Don't expect every student to be perfect, or perfectly on time.
SOO many problems with faculty setting from/until dates on assignments, only to have to remove them because a student (or group) need to work on it early or late. Better to just set a due date, and take care of penalties manually. Also some students just won't turn in assignments, and for some reason it seems faculty get hung up on that more than in a face-to-face. maybe it's the empty spot on the gradebook.
Don't go all magpie syndrome.
Canvas has a ton of great features. It's a really bad idea to use them the first time you are using Canvas to teach. Keep it simple, straight forward, and focus on some key features that will help. You can bring in all the LTIs and plugins and embedded whizbangs once you have the basics, and are willing to walk your students through using the advanced features.
Don't get hung up on how you think Canvas should work.
Lots of faculty want their LMS to work a certain way, and then get frustrated and want their school to throw money at a "fix" when it won't exactly work the way they want. Instead, figure out the core problem you're trying to solve, and consider alternative ways of solving that problem. You want a report that informs you when a student finishes the module - why not have a post test instead? You can't embed that copyrighted content - is there something available for free or CC that covers the same content?
Don't reduce your class to one assessment and one content page a week
Chunk the class. Try to break up long content pages into something that can be read in a couple minutes, or at least a few separated pages (both to keep it digestible, but also better organized for later review). Don't add videos longer than 10 minutes. Try to change up what they're doing (so maybe add a discussion board in between long readings).
Don't try to freeform everything
Being online means that it's good to be organized, and pre-prep everything.
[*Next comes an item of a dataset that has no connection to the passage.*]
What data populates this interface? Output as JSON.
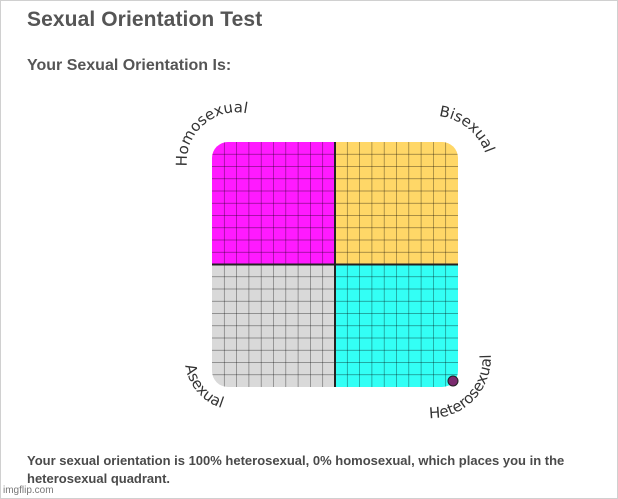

Also consistency helps your students know what they're supposed to be doing and in what order. If possible, lead off each week/module with a content page that describes exactly what you want them to learn, and what they'll be doing. Try to have some graphics, maybe some branding, that you can pull through the whole course. Don't throw up a test or assignment the same week it's due, if you can help it - try to have it up a couple weeks early.
Don't forget an orientation
Provide info to students on how to use Canvas. If your school has a "How-to" course, provide the link. Otherwise show them the guides from Instructure, and info on how to ask for tech help. This is true even when you think all students have already taken courses through Canvas, because you may be using features that weren't used in their prior classes, or theres transfer students.